Speaking with Collider, Cage detailed how certain scenes from the 1931 version of Dracula were recreated for Renfield. He says that parts of the classic horror film would be played, with Cage and Holt lining their movements and speaking patterns up perfectly with the scenes. Check out Cage's full explanation below:
"Well, it was a bit like ping-pong. So what would happen was, Nick and I would be on set and then they would play, on video playback and sound playback, Dwight Frye. Then we would hear it and then he would ping-pong and recreate it, and then they would do Bela Lugosi and I would hear and ping-pong, and recreate. So it was like “action,” playback, “action,” playback, “action” until we got into this groove. We had to line it up specifically with the frame from the ‘30s classic. So every move had to match. It was a timing and a vocal."
How Renfield Pays Homage To The Original Dracula
Black and white scenes in Renfield paying homage to the original Dracula were first teased in a TV spot for the film. However, Cage's statement reveals those scenes as faithful recreations, bolstering just how much Renfield is going to call back to the Bela Lugosi-led classic. Director Chris McKay previously revealed that he considers Renfield a sequel to the original Dracula, which justifies why the recreated scenes are in the movie.
Unlike Dracula, however, Renfield will focus on the relationship between Dracula's loyal familiar in the present day. Trailers showcase Renfield's attempts at leaving the toxic relationship with his master, underscoring the thematic exploration of abusive relationships in the film. While the film will take place in the present and follows a new storyline, its purpose as a Dracula sequel still means there may be plenty of Easter eggs that pay tribute to the original.

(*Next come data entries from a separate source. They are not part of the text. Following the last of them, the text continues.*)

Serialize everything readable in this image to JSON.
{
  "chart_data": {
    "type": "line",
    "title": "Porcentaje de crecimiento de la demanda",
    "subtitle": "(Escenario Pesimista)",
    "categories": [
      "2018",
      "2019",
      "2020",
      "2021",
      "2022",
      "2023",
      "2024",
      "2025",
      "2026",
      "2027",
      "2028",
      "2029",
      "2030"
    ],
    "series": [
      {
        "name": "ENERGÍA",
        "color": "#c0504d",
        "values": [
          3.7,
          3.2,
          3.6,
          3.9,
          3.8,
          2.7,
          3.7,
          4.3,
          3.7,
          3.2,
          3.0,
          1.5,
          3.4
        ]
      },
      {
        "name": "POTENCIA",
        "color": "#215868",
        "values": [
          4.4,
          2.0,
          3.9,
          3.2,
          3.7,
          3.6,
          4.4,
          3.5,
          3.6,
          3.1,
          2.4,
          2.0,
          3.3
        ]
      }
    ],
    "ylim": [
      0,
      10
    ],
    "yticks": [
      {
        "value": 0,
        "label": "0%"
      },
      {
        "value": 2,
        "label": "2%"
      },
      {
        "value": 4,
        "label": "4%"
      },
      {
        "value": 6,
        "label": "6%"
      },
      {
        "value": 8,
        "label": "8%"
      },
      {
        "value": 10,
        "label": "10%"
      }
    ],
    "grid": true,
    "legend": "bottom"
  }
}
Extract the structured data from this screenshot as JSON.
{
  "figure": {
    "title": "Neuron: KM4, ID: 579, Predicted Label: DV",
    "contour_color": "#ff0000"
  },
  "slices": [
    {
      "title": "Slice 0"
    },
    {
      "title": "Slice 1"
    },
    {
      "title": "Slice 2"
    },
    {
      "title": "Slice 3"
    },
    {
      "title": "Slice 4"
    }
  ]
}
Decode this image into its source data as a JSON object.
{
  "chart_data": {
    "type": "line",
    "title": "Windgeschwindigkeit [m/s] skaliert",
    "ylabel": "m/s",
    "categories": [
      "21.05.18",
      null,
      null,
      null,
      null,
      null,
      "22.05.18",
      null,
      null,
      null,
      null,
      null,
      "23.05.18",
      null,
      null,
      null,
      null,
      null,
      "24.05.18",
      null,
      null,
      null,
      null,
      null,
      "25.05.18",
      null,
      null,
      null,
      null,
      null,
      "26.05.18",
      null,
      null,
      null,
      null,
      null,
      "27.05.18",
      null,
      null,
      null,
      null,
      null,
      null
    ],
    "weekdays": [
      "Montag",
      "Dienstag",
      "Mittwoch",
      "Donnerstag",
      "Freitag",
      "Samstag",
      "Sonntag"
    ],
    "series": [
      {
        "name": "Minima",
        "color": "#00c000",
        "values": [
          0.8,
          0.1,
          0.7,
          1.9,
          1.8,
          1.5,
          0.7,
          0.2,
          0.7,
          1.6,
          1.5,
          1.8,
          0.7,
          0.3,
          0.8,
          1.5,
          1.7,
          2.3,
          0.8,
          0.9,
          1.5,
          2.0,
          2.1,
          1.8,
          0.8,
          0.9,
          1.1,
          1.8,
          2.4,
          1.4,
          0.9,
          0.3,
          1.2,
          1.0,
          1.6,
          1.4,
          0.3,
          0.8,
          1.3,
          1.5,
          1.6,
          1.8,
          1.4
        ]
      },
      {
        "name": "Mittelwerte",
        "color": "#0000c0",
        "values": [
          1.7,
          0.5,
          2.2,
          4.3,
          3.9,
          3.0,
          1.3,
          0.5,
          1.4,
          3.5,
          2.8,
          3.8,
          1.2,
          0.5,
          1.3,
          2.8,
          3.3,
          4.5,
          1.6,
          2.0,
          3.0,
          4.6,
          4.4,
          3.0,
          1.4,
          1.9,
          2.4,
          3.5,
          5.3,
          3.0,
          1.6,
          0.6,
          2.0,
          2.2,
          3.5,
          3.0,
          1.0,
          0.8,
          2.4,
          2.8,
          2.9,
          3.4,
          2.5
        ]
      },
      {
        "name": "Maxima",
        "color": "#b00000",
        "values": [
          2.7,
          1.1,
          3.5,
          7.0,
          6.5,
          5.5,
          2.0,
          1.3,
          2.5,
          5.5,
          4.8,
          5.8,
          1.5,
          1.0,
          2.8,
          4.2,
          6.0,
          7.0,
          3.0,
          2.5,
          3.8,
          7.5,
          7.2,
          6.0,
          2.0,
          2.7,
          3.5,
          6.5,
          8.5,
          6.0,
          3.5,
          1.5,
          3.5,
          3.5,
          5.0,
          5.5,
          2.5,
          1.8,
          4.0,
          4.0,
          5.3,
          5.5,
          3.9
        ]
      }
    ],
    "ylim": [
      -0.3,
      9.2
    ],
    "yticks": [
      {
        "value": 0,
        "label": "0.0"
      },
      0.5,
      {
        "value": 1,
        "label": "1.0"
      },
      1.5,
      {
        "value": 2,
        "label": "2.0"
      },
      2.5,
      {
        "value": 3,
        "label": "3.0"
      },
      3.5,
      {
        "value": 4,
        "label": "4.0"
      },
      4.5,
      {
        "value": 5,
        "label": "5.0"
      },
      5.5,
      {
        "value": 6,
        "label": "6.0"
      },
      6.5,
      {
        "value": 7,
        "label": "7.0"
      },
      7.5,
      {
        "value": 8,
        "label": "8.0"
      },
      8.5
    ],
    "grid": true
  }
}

The dedication put toward recreating scenes from the original Dracula shows how much Renfield seeks to honor the original movie's legacy while putting a new spin on Dracula and Renfield's relationship. With the possibility of more surprises throughout the film, Renfield could reference any number of Dracula sequels or remakes produced over the decades. It should prove interesting to see how else Renfield honors the original Dracula.